Stranger #02: One with the Land
A group of social practice artists spend two long weekends at the For-Site foundation in Nevada City, a prime city that housed major mines during the Gold Rush. The artists are there to create work stemming from the experience in and with the site. They are given 75$ each to complete their projects.
At a jewelry store in town, 75$ worth of gold flakes—mined and collected from that land—are purchased. A meal of beans soup is cooked, and each of the artists sprinkles the gold flakes over their soup and ingests the gold, becoming one with the land.
The work complicates the relationship between artists and the given context. It raises questions on their roles as visitors, as facilitators, as tourists, as hard workers, and as makers striving to establish a connection, a certain site- specificity and a deep engagement. If gold fever manifested—among various other forms—in miners ingesting gold to smuggle it outside the mine, here it extends to the artist's own obsession with the site. Gold fever collapses with site fever.

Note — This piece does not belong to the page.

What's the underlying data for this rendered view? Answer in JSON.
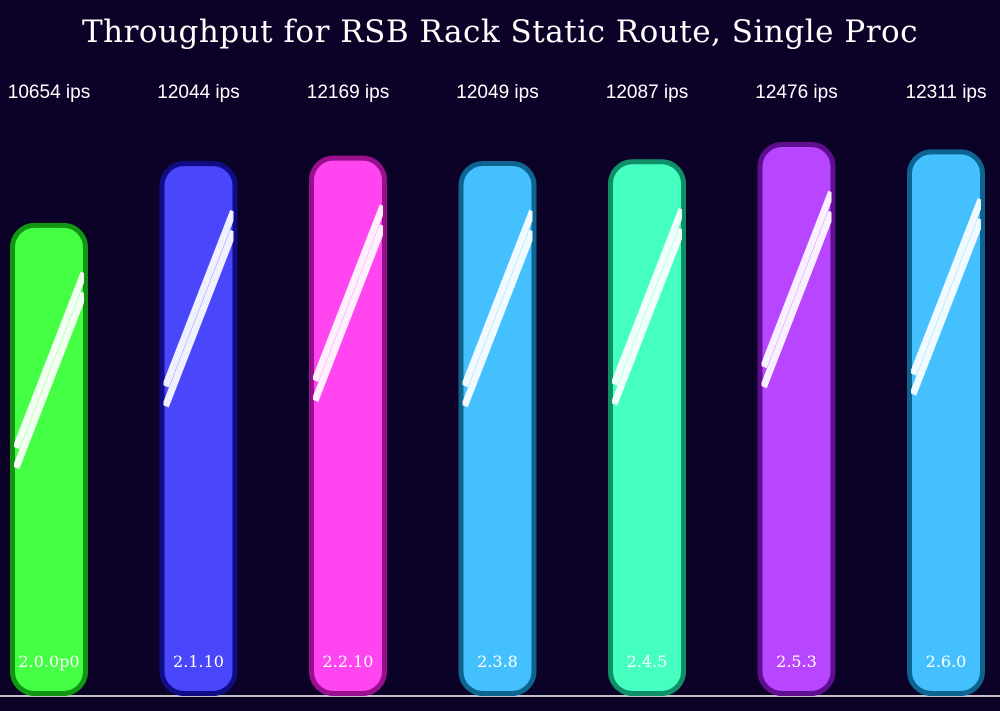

The ingesters eventually digest the soup, and excrete it—through the sewage system and eventually back to the land, along with the gold flakes—thereby unsettling the artist-land connection, admitting its temporality and elusiveness, leaving the artists as strangers.
The work is a gift, a site-specific work that lives now somewhere beneath the surface. As a representation of this gesture, the blueprint for of the site’s utility system is transformed into a treasure map that includes the text recited during the performance.